Chayenne: Recently, I’ve been looking at faith-based organizing, particularly in DC, and that’s the narrative. Someone who organizes for affordable housing in DC told me, “People were homeless before Trump. People are still homeless, and they’re going to continue to be homeless after Trump.” So, sure, advocates should be taking advantage of this moment in terms of recruiting people and hopefully keeping them for the long haul. But at the grassroots level, people have been doing the hard work for a very long time, and they’re not going away.

Lee: In some ways, the danger of getting people more engaged is that we’re at this moment in which everybody is so fired up and divided that just by ... the way that people get engaged is because they’re fired up and they’re angry, and that anger leads to a lot of motivated reasoning, which leads to partisanship, which fuels anger, and you get into this cycle.

In some ways, the cynic in me says, “Actually, we want people less engaged.” Because the problem is that too many people are engaged in politics and they have these extreme views. If people care less about politics, you just have normal interest group bargaining.

Keeping perspective

Lee: It seems like there is the old Marxist idea about things have to get worse before they get better.

Heather: I was actually going to say a variance on the same thing. Many societies go through extreme polarization and division and come out better, but what they have to go through to get there is —

Chayenne: Ugly.

Heather: Yeah. I’m not good at balancing. That’s not one of my skill sets, but to the extent I think about it, it’s like, what are we building now that is going to sustain and/or survive pressures if things do get worse before they get better?

Lee: One thing is we have a pretty good economy now. It’s unequal, but it’s growing. We’ve had nine years of steady economic growth and that’s a long time. What happens when we have another recession or —

Christian: Or a terrorist attack.

Mark: Lots of bad things have not happened. We have not had the level of international intervention that we had in the George W. Bush era. The tax cuts are bad, but the tax cuts can be reversed, and we may have crossed a line where all those bad things are going to happen. Some of them, there’s like ... It’s kind of fascinating to see ... Yes, of course [Environmental Protection Agency Administrator Scott] Pruitt wants to get rid of all the auto emission standards, but then the auto dealers are dealing with global standards, so they don’t actually want that. A lot of these things are locked in in a way that they are not going to be reversed quite so quickly.

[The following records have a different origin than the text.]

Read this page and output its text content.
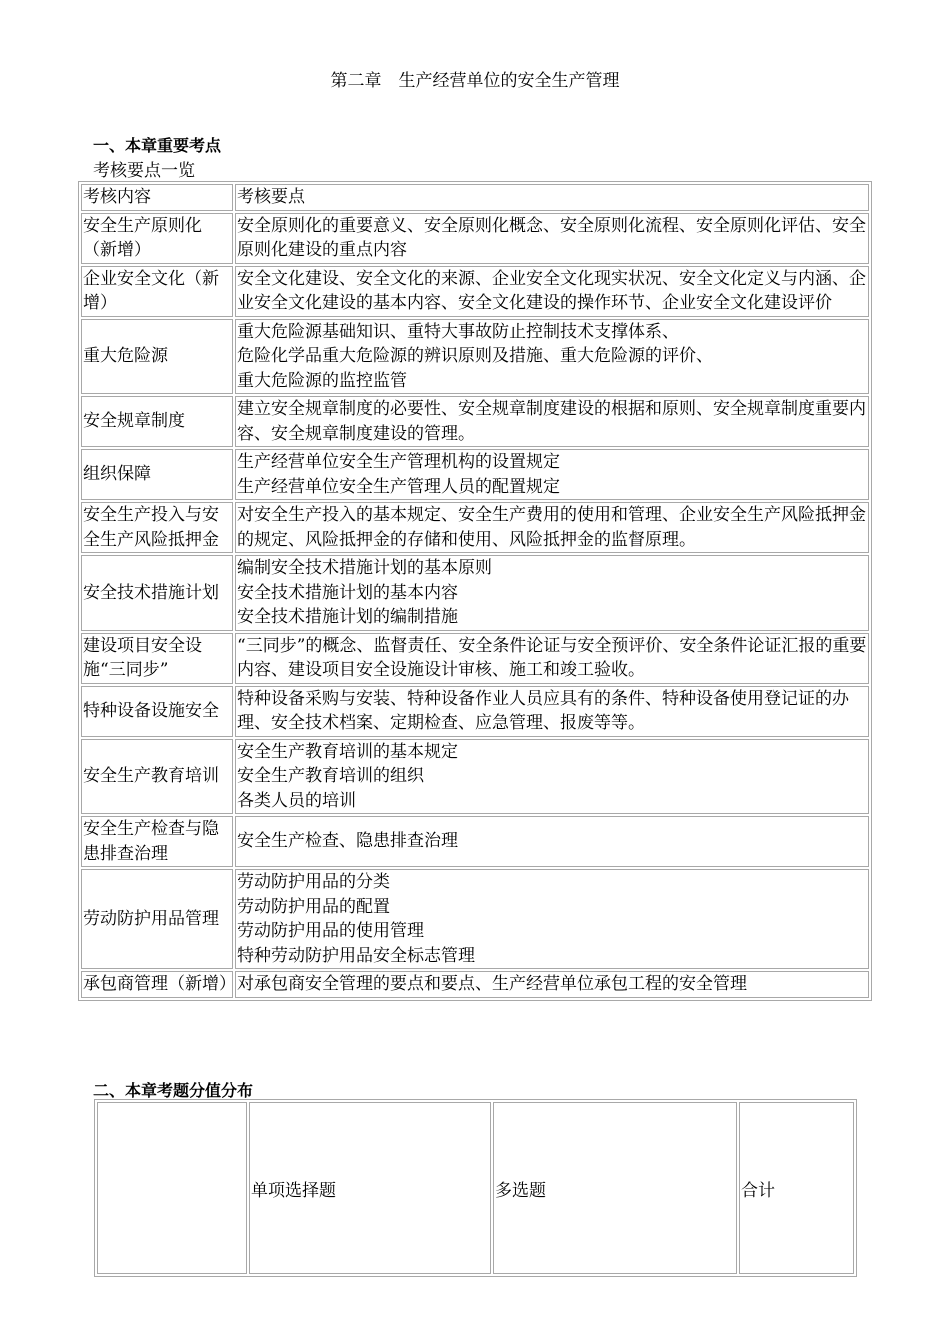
第二章　生产经营单位的安全生产管理
一、本章重要考点
考核要点一览
考核内容	考核要点
安全生产原则化（新增）	安全原则化的重要意义、安全原则化概念、安全原则化流程、安全原则化评估、安全原则化建设的重点内容

企业安全文化（新增）	安全文化建设、安全文化的来源、企业安全文化现实状况、安全文化定义与内涵、企业安全文化建设的基本内容、安全文化建设的操作环节、企业安全文化建设评价

重大危险源	重大危险源基础知识、重特大事故防止控制技术支撑体系、
危险化学品重大危险源的辨识原则及措施、重大危险源的评价、
重大危险源的监控监管

安全规章制度	建立安全规章制度的必要性、安全规章制度建设的根据和原则、安全规章制度重要内容、安全规章制度建设的管理。

组织保障	生产经营单位安全生产管理机构的设置规定
生产经营单位安全生产管理人员的配置规定

安全生产投入与安全生产风险抵押金	对安全生产投入的基本规定、安全生产费用的使用和管理、企业安全生产风险抵押金的规定、风险抵押金的存储和使用、风险抵押金的监督原理。

安全技术措施计划	编制安全技术措施计划的基本原则
安全技术措施计划的基本内容
安全技术措施计划的编制措施

建设项目安全设施“三同步”	“三同步”的概念、监督责任、安全条件论证与安全预评价、安全条件论证汇报的重要内容、建设项目安全设施设计审核、施工和竣工验收。

特种设备设施安全	特种设备采购与安装、特种设备作业人员应具有的条件、特种设备使用登记证的办理、安全技术档案、定期检查、应急管理、报废等等。

安全生产教育培训	安全生产教育培训的基本规定
安全生产教育培训的组织
各类人员的培训

安全生产检查与隐患排查治理	安全生产检查、隐患排查治理

劳动防护用品管理	劳动防护用品的分类
劳动防护用品的配置
劳动防护用品的使用管理
特种劳动防护用品安全标志管理

承包商管理（新增）	对承包商安全管理的要点和要点、生产经营单位承包工程的安全管理
二、本章考题分值分布
	单项选择题	多选题	合计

Hollie: It’s very complex because we don’t really want corporations in charge of governance, and yet you’re seeing what is the day when progressives are applauding corporations for taking a values stand. That’s a complicated day, but that’s a day that’s happening.

For the future

Lee: I think that in terms of looking ahead and knowledge on site, I think preparing for the next Trump would be the best thing. ...

Elena: Maybe he was allowed to take advantage of a situation here, but he’s not the only person who can see that. Someone else will too.

Lee: No, absolutely not. I think the mistake will be in thinking once Trump leaves —

Heather: Right, like, “That was the one time.”

Lee: Which was the same mistake that we made with Obama: “Oh, we got it. We’re fine. Everything is cool.”